By Anna Ng
Have you ever discovered foods that claim to be “healthy” but are actually not as nutritious as you thought? Discover the common “health foods” that may be fooling you!
- Bran Muffins: Disguised as a healthy breakfast, some bran muffins are actually not much more nutritious than sugary cereals or cupcakes! Check the nutrition label for a low-sugar, high fiber option or swap your muffin for a whole wheat English muffin with peanut butter for a more nutritious alternative.
- Protein and Granola Bars: Protein and granola bars are often perceived as “healthy” on-the-go snacks but often contain as much calories and added sugars as candy bars! Common sources of hidden added sugars include cane or brown sugar, honey, high fructose corn or brown rice syrup. Opt for a low-sugar, high-fiber bar or a handful of nuts and dried fruit!
- Flavored Yogurt: Yogurt is a great source of protein but can also be loaded with extra sugars (not including natural sugars from milk). Choose unsweetened plain yogurt and create your own flavor with fresh fruit and a dollop of honey or nut butter!
- Fruit Juice & Smoothies: Fruit juice and smoothies can be very high in sugar and are often missing the nutritional benefits of whole fruit, such as fiber. Fresh orange fruit has about 4x the fiber and 38% less sugar than 12oz of orange juice! Instead of fruit juice, have fruit in its whole, natural and delicious form.

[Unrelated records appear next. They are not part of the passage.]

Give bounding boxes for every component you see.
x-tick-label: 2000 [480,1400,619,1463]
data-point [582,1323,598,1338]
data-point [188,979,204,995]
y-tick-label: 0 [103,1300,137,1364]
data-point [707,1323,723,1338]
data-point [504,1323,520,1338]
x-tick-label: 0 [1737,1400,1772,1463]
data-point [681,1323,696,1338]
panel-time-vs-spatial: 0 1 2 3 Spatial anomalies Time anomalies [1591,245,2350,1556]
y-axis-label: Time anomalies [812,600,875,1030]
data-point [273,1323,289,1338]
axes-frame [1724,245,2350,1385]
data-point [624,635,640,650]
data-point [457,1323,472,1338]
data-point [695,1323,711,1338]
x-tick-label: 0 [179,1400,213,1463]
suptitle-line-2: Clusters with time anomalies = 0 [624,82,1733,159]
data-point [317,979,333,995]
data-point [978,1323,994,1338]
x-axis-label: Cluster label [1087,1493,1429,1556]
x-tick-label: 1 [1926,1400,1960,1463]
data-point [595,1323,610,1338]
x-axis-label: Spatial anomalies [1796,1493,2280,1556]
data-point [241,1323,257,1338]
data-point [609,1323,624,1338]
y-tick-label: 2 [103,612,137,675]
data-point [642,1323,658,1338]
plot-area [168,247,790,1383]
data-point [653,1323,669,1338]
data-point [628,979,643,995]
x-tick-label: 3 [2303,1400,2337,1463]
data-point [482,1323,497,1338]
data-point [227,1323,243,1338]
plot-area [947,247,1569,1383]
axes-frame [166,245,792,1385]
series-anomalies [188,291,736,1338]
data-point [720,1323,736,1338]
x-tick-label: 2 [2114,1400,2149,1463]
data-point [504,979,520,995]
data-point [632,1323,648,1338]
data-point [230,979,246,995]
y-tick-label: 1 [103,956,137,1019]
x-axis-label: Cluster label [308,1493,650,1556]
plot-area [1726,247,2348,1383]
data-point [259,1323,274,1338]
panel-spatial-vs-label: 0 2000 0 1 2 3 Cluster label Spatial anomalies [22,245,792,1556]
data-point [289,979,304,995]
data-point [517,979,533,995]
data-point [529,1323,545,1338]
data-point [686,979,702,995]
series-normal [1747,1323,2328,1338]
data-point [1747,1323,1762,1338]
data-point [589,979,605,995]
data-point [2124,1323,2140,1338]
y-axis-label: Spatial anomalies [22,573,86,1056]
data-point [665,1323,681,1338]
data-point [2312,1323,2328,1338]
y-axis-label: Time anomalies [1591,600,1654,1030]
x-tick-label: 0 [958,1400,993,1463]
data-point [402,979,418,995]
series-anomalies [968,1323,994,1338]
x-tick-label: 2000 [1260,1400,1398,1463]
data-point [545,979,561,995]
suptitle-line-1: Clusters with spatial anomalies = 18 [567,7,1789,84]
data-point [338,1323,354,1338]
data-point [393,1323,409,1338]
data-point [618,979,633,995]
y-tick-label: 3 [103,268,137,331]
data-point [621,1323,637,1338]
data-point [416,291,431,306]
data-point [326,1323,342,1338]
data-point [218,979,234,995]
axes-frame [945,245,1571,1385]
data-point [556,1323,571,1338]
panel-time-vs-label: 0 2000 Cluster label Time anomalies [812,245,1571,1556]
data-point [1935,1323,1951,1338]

- Reduced Fat or Fat-Free Foods: Fat is not the enemy. In fact, fat is an essential nutrient – meaning your body needs it! The fat in many reduced fat or fat-free foods such as reduced fat peanut butter or fat-free dressing are usually replaced with extra sugars. Consider full-fat peanut butter (unsweetened) or making your own dressing with olive oil and vinegar (available at Fresh Inspirations in all UCD Dining Commons) and check the nutrition label and ingredient lists for healthy fats to include in your diet!
With so many options and confusion about what’s healthy (and what isn’t), making healthful food choices can be difficult. The nutrient quality of food should not be solely determined by the number of calories or grams of fat – it should include all the components that make up the food as a whole (e.g. all nutrients, ingredients list, cooking and processing method). Challenge health claims on food labels and look to credible sources of nutrition information to help you distinguish “health foods” in disguise and prevent any further foods from fooling you!